Возьмите двух полицейских, машину…
Этих слов было достаточно. Теперь они ждали.
— Вы ничем не рискуете, если сходите к месье де Конненку! — со вздохом сказал комиссар, чтобы заполнить молчание. — Раз вы вместе учились в школе…
Но лицо его ясно выражало то, что он думал: он представил себе разницу между происходившим из семьи юристов судебным чиновником, состоявшим в родстве с самыми высшими слоями общества в городе, и счетоводом, сын которого признался в том, что хотел ограбить ночной кабачок.
— Готово, начальник!.. — сказал вошедший инспектор. — Нужно ли…
Что-то блестело у него в руках. Комиссар утвердительно кивнул.
И последовал ритуальный жест; все произошло так быстро, что отец понял в чем дело, когда все уже было кончено. Жирар взял обе руки Жана. Щелкнула сталь.
— Сюда!
Наручники! И два полицейских в форме уже ждали у входа, возле машины!
Жан сделал несколько шагов. Можно было подумать, что он уйдет, ничего не сказав. Однако, дойдя до двери, он обернулся. Его голос едва можно было узнать.
— Клянусь тебе, отец!..
— Послушай, насчет трубок, я сегодня утром подумал: что если заказать три дюжины…
Это был инспектор, занимавшийся трубками, который вошел, ничего не заметив, и вдруг увидел спину молодого человека, кисть руки, отблеск наручников…
Он перебил себя: «Значит, готово?»
Жест его означал: «Посажен?»
Комиссар указал на месье Шабо, который сел, охватил голову двумя руками, и зарыдал, как женщина.
Инспектор тихо продолжал:
— Мы, конечно, устроим еще одну дюжину по подразделениям… По такой-то цене!..
Хлопнула дверца машины.

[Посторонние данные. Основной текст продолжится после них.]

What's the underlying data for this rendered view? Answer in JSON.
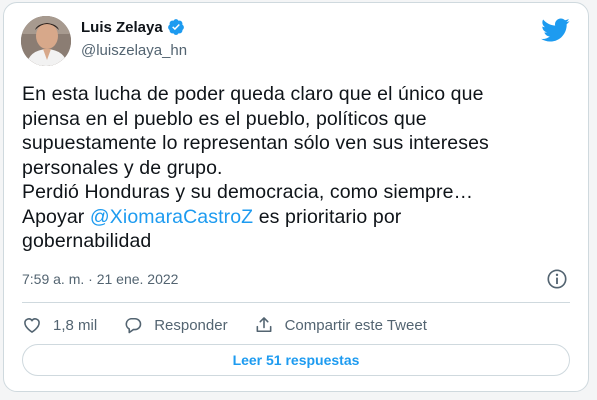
{
  "author": {
    "name": "Luis Zelaya",
    "handle": "@luiszelaya_hn",
    "verified": true
  },
  "tweet": {
    "lines": [
      "En esta lucha de poder queda claro que el único que",
      "piensa en el pueblo es el pueblo, políticos que",
      "supuestamente lo representan sólo ven sus intereses",
      "personales y de grupo.",
      "Perdió Honduras y su democracia, como siempre…"
    ],
    "line6_prefix": "Apoyar ",
    "mention": "@XiomaraCastroZ",
    "line6_suffix": " es prioritario  por",
    "line7": "gobernabilidad",
    "timestamp": "7:59 a. m. · 21 ene. 2022"
  },
  "actions": {
    "likes": "1,8 mil",
    "reply": "Responder",
    "share": "Compartir este Tweet"
  },
  "read_replies": "Leer 51 respuestas",
  "colors": {
    "accent": "#1d9bf0",
    "text": "#0f1419",
    "secondary": "#536471",
    "border": "#cfd9de"
  },
  "icons": [
    "avatar-photo",
    "verified-badge-icon",
    "twitter-bird-icon",
    "info-icon",
    "heart-icon",
    "reply-bubble-icon",
    "share-icon"
  ]
}
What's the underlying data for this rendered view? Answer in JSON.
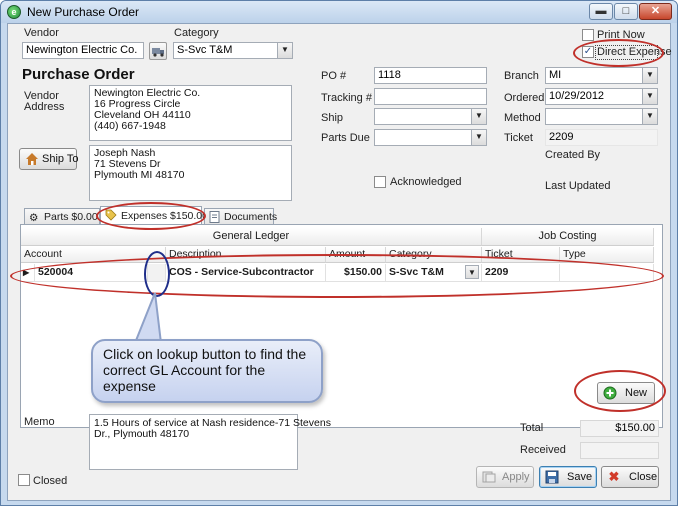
{
  "window": {
    "title": "New Purchase Order",
    "app_icon": "app-logo-icon",
    "controls": {
      "minimize": "▬",
      "maximize": "□",
      "close": "✕"
    }
  },
  "header": {
    "vendor_label": "Vendor",
    "vendor_value": "Newington Electric Co.",
    "category_label": "Category",
    "category_value": "S-Svc T&M",
    "print_now_label": "Print Now",
    "print_now_checked": false,
    "direct_expense_label": "Direct Expense",
    "direct_expense_checked": true
  },
  "form_title": "Purchase Order",
  "vendor_address": {
    "label_line1": "Vendor",
    "label_line2": "Address",
    "lines": [
      "Newington Electric Co.",
      "16 Progress Circle",
      "Cleveland OH 44110",
      "(440) 667-1948"
    ]
  },
  "ship_to": {
    "button_label": "Ship To",
    "lines": [
      "Joseph Nash",
      "71  Stevens Dr",
      "Plymouth MI 48170"
    ]
  },
  "fields": {
    "po_label": "PO #",
    "po_value": "1118",
    "tracking_label": "Tracking #",
    "tracking_value": "",
    "ship_label": "Ship",
    "ship_value": "",
    "parts_due_label": "Parts Due",
    "parts_due_value": "",
    "acknowledged_label": "Acknowledged",
    "branch_label": "Branch",
    "branch_value": "MI",
    "ordered_label": "Ordered",
    "ordered_value": "10/29/2012",
    "method_label": "Method",
    "method_value": "",
    "ticket_label": "Ticket",
    "ticket_value": "2209",
    "created_by_label": "Created By",
    "last_updated_label": "Last Updated"
  },
  "tabs": [
    {
      "label": "Parts $0.00",
      "icon": "gear-icon"
    },
    {
      "label": "Expenses $150.00",
      "icon": "tag-icon"
    },
    {
      "label": "Documents",
      "icon": "document-icon"
    }
  ],
  "grid": {
    "group_headers": {
      "general_ledger": "General Ledger",
      "job_costing": "Job Costing"
    },
    "columns": {
      "account": "Account",
      "description": "Description",
      "amount": "Amount",
      "category": "Category",
      "ticket": "Ticket",
      "type": "Type"
    },
    "row": {
      "account": "520004",
      "description": "COS - Service-Subcontractor",
      "amount": "$150.00",
      "category": "S-Svc T&M",
      "ticket": "2209",
      "type": ""
    }
  },
  "callout": {
    "text": "Click on lookup button to find the correct GL Account for the expense"
  },
  "new_button": {
    "label": "New",
    "icon": "plus-circle-icon"
  },
  "memo": {
    "label": "Memo",
    "lines": [
      "1.5 Hours of service at Nash residence-71 Stevens",
      "Dr., Plymouth 48170"
    ]
  },
  "totals": {
    "total_label": "Total",
    "total_value": "$150.00",
    "received_label": "Received",
    "received_value": ""
  },
  "footer": {
    "closed_label": "Closed",
    "apply_label": "Apply",
    "save_label": "Save",
    "close_label": "Close"
  },
  "colors": {
    "annotation": "#c0302a",
    "lookup_highlight": "#1f2e8a",
    "callout_fill": "#c6d2ef"
  }
}
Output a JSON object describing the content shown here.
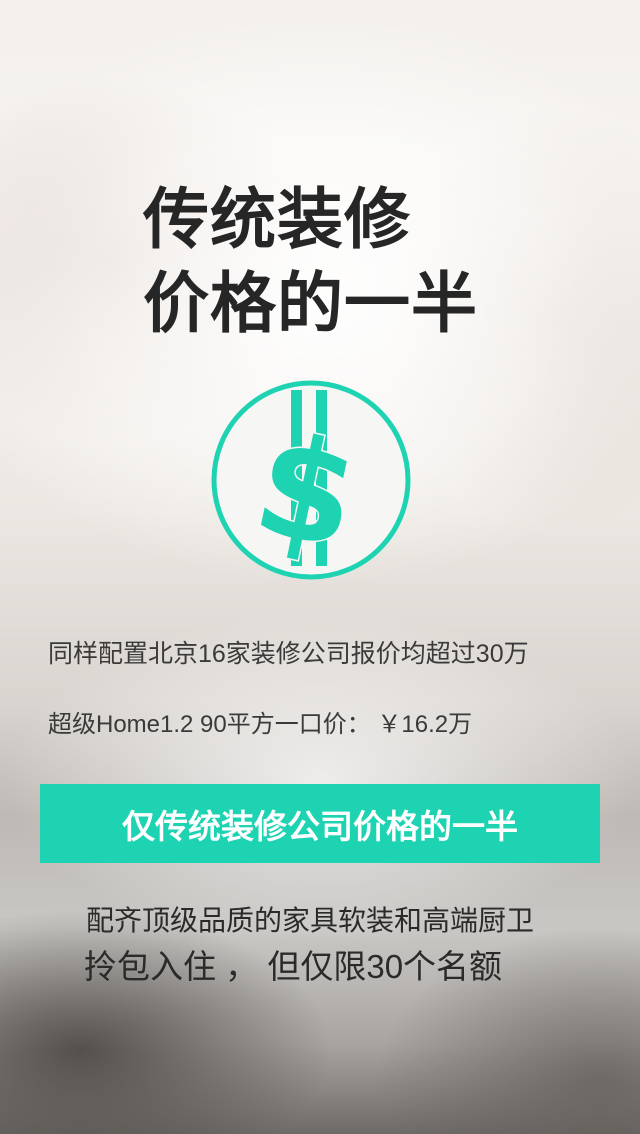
{
  "headline": {
    "line1": "传统装修",
    "line2": "价格的一半"
  },
  "icons": {
    "coin": "dollar-coin-icon"
  },
  "colors": {
    "accent": "#1ed3b2",
    "headline": "#262626",
    "body_text": "#3a3a3a"
  },
  "info": {
    "line1": "同样配置北京16家装修公司报价均超过30万",
    "line2": "超级Home1.2    90平方一口价： ￥16.2万"
  },
  "banner": {
    "label": "仅传统装修公司价格的一半"
  },
  "footer": {
    "line1": "配齐顶级品质的家具软装和高端厨卫",
    "line2": "拎包入住 ， 但仅限30个名额"
  }
}
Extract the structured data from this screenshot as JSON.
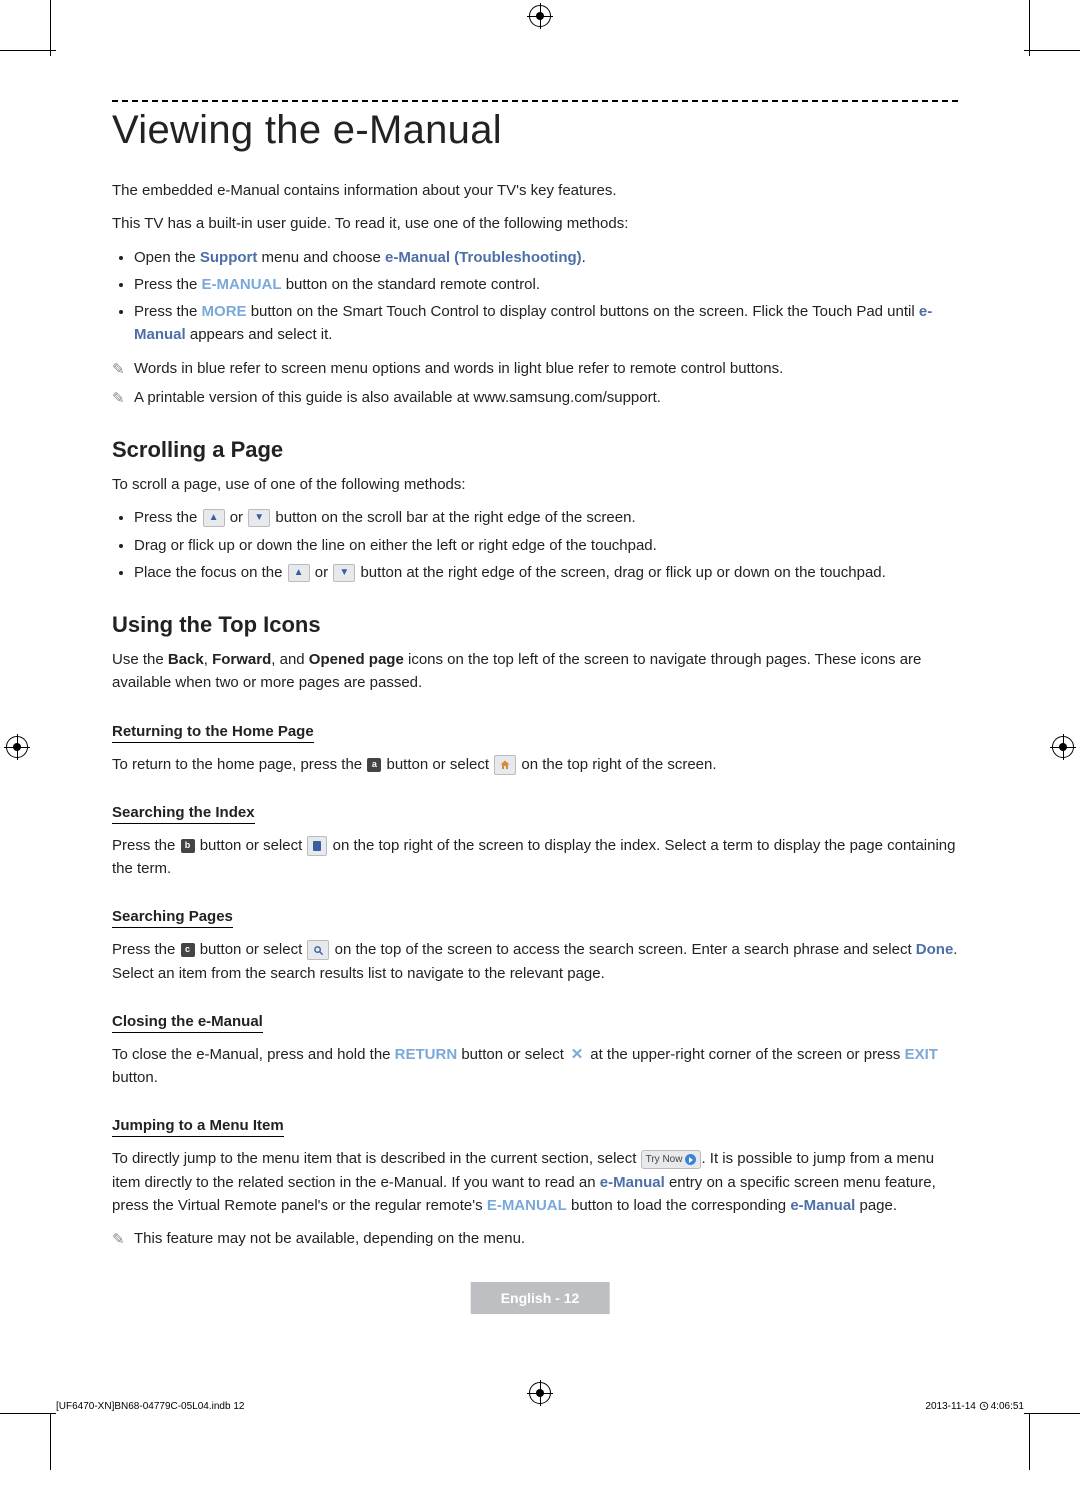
{
  "title": "Viewing the e-Manual",
  "intro1": "The embedded e-Manual contains information about your TV's key features.",
  "intro2": "This TV has a built-in user guide. To read it, use one of the following methods:",
  "bullets1": {
    "b1_a": "Open the ",
    "b1_support": "Support",
    "b1_b": " menu and choose ",
    "b1_emanual": "e-Manual (Troubleshooting)",
    "b1_c": ".",
    "b2_a": "Press the ",
    "b2_btn": "E-MANUAL",
    "b2_b": " button on the standard remote control.",
    "b3_a": "Press the ",
    "b3_more": "MORE",
    "b3_b": " button on the Smart Touch Control to display control buttons on the screen. Flick the Touch Pad until ",
    "b3_em": "e-Manual",
    "b3_c": " appears and select it."
  },
  "note1": "Words in blue refer to screen menu options and words in light blue refer to remote control buttons.",
  "note2": "A printable version of this guide is also available at www.samsung.com/support.",
  "section2": {
    "heading": "Scrolling a Page",
    "lead": "To scroll a page, use of one of the following methods:",
    "b1_a": "Press the ",
    "b1_b": " or ",
    "b1_c": " button on the scroll bar at the right edge of the screen.",
    "b2": "Drag or flick up or down the line on either the left or right edge of the touchpad.",
    "b3_a": "Place the focus on the ",
    "b3_b": " or ",
    "b3_c": " button at the right edge of the screen, drag or flick up or down on the touchpad."
  },
  "section3": {
    "heading": "Using the Top Icons",
    "lead_a": "Use the ",
    "back": "Back",
    "sep1": ", ",
    "fwd": "Forward",
    "sep2": ", and ",
    "opened": "Opened page",
    "lead_b": " icons on the top left of the screen to navigate through pages. These icons are available when two or more pages are passed.",
    "sub1": "Returning to the Home Page",
    "s1_a": "To return to the home page, press the ",
    "s1_alabel": "a",
    "s1_b": " button or select ",
    "s1_c": " on the top right of the screen.",
    "sub2": "Searching the Index",
    "s2_a": "Press the ",
    "s2_blabel": "b",
    "s2_b": " button or select ",
    "s2_c": " on the top right of the screen to display the index. Select a term to display the page containing the term.",
    "sub3": "Searching Pages",
    "s3_a": "Press the ",
    "s3_clabel": "c",
    "s3_b": " button or select ",
    "s3_c": " on the top of the screen to access the search screen. Enter a search phrase and select ",
    "done": "Done",
    "s3_d": ". Select an item from the search results list to navigate to the relevant page.",
    "sub4": "Closing the e-Manual",
    "s4_a": "To close the e-Manual, press and hold the ",
    "return": "RETURN",
    "s4_b": " button or select ",
    "s4_c": " at the upper-right corner of the screen or press ",
    "exit": "EXIT",
    "s4_d": " button.",
    "sub5": "Jumping to a Menu Item",
    "s5_a": "To directly jump to the menu item that is described in the current section, select ",
    "trynow": "Try Now",
    "s5_b": ". It is possible to jump from a menu item directly to the related section in the e-Manual. If you want to read an ",
    "s5_em": "e-Manual",
    "s5_c": " entry on a specific screen menu feature, press the Virtual Remote panel's or the regular remote's ",
    "s5_btn": "E-MANUAL",
    "s5_d": " button to load the corresponding ",
    "s5_em2": "e-Manual",
    "s5_e": " page.",
    "s5_note": "This feature may not be available, depending on the menu."
  },
  "footer": {
    "pagenum": "English - 12",
    "file": "[UF6470-XN]BN68-04779C-05L04.indb   12",
    "date": "2013-11-14   ",
    "time": "4:06:51"
  }
}
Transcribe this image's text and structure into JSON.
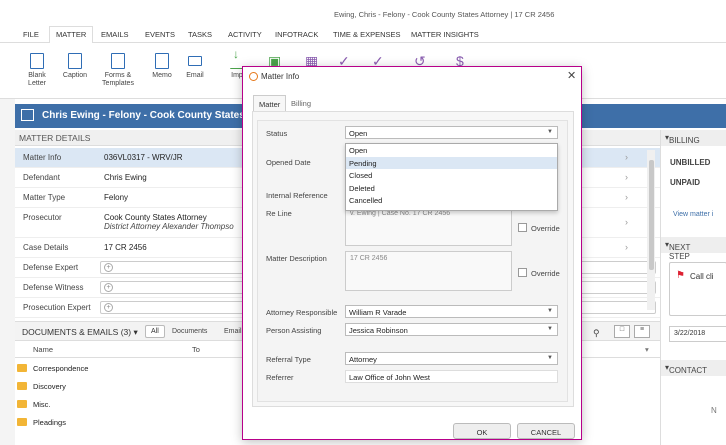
{
  "window_title": "Ewing, Chris - Felony - Cook County States Attorney | 17 CR 2456",
  "menu": [
    "FILE",
    "MATTER",
    "EMAILS",
    "EVENTS",
    "TASKS",
    "ACTIVITY",
    "INFOTRACK",
    "TIME & EXPENSES",
    "MATTER INSIGHTS"
  ],
  "menu_active": "MATTER",
  "ribbon": {
    "blank_letter": "Blank Letter",
    "caption": "Caption",
    "forms_templates": "Forms & Templates",
    "memo": "Memo",
    "email": "Email",
    "import": "Imp"
  },
  "matter_header": "Chris Ewing - Felony - Cook County States Atto",
  "matter_details": {
    "section_title": "MATTER DETAILS",
    "rows": [
      {
        "label": "Matter Info",
        "value": "036VL0317 - WRV/JR"
      },
      {
        "label": "Defendant",
        "value": "Chris Ewing"
      },
      {
        "label": "Matter Type",
        "value": "Felony"
      },
      {
        "label": "Prosecutor",
        "value": "Cook County States Attorney",
        "sub": "District Attorney Alexander Thompso"
      },
      {
        "label": "Case Details",
        "value": "17 CR 2456"
      },
      {
        "label": "Defense Expert",
        "value": ""
      },
      {
        "label": "Defense Witness",
        "value": ""
      },
      {
        "label": "Prosecution Expert",
        "value": ""
      }
    ]
  },
  "documents": {
    "title": "DOCUMENTS & EMAILS (3)",
    "filter_all": "All",
    "filter_documents": "Documents",
    "filter_emails": "Email",
    "col_name": "Name",
    "col_to": "To",
    "folders": [
      "Correspondence",
      "Discovery",
      "Misc.",
      "Pleadings"
    ]
  },
  "right_panel": {
    "billing_header": "BILLING",
    "unbilled": "UNBILLED",
    "unpaid": "UNPAID",
    "view_matter": "View matter i",
    "next_step_header": "NEXT STEP",
    "call_text": "Call cli",
    "date": "3/22/2018",
    "contact_header": "CONTACT",
    "contact_letter": "N"
  },
  "modal": {
    "title": "Matter Info",
    "tabs": [
      "Matter",
      "Billing"
    ],
    "status_label": "Status",
    "status_value": "Open",
    "status_options": [
      "Open",
      "Pending",
      "Closed",
      "Deleted",
      "Cancelled"
    ],
    "opened_date_label": "Opened Date",
    "internal_ref_label": "Internal Reference",
    "re_line_label": "Re Line",
    "re_line_value": "v. Ewing | Case No. 17 CR 2456",
    "override_label": "Override",
    "description_label": "Matter Description",
    "description_value": "17 CR 2456",
    "attorney_label": "Attorney Responsible",
    "attorney_value": "William R Varade",
    "assisting_label": "Person Assisting",
    "assisting_value": "Jessica Robinson",
    "referral_type_label": "Referral Type",
    "referral_type_value": "Attorney",
    "referrer_label": "Referrer",
    "referrer_value": "Law Office of John West",
    "ok": "OK",
    "cancel": "CANCEL"
  }
}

Заскрипел стартер…
Комиссар смущенно сказал, обращаясь к месье Шабо:
— Знаете… Еще ведь нет ничего определенного…
И солгал:
— В особенности если вы друг месье Конненка!
И отец, уходя, поблагодарил его бледной улыбкой.
Глава 6
Беглец
В час пополудни вышли местные газеты, и у всех на первой странице красовались сенсационные заголовки.
В «Льежской газете», благонамеренном издании, было напечатано:
«Дело с плетеным сундуком!
Преступление было совершено двумя молодыми кутилами».
«Социалистическая Валлония», со своей стороны, писала:
«Преступление двух молодых буржуа».
Было объявлено об аресте Жана Шабо, так же как и о бегстве Дельфоса. Уже появилась фотография дома на улице Луа.
В статьях говорилось:
«…Сразу же после волнующего свидания с сыном в сыскной полиции месье Шабо заперся у себя дома и отказался от каких-либо заявлений. Мадам Шабо так потрясена, что слегла в постель».
«…Мы встретили месье Дельфоса в тот момент, когда он возвращался из Юи, где у него заводы. Это энергичный человек лет пятидесяти, ясный взгляд которого не затуманивается ни на одно мгновение. Он хладнокровно принял удар, не верит в виновность своего сына и объявил о своем решении лично заняться этим делом».
«…В тюрьме Сен-Леонар нам сообщили, что Жан Шабо ведет себя весьма спокойно. Он ждет посещения своего адвоката, прежде чем предстанет перед следователем де Конненком, который взялся вести это дело».
На улице Луа было, как обычно, спокойно. Дети входили во двор школы, где они играли в ожидании начала уроков.
Между булыжниками виднелись пучки травы, а около, дома номер 48 женщина мыла порог щеткой, сплетенной из пырея.
Где-то работал кузнец-медник; тишину нарушали только его редкие удары по наковальне.
Но двери открывались чаще, чем обычно. Кто-то высовывал голову, бросал взгляд в сторону дома номер 53.
Стоя на пороге, люди перекидывались несколькими словами.
— Не может быть, чтобы он это сделал!.. Ведь это еще мальчишка… Подумать только, совсем недавно он играл на тротуаре вместе с моими…
— Я говорила мужу, что он плохо кончит, когда два раза видела, как он возвращается домой пьяный… В его-то возрасте!..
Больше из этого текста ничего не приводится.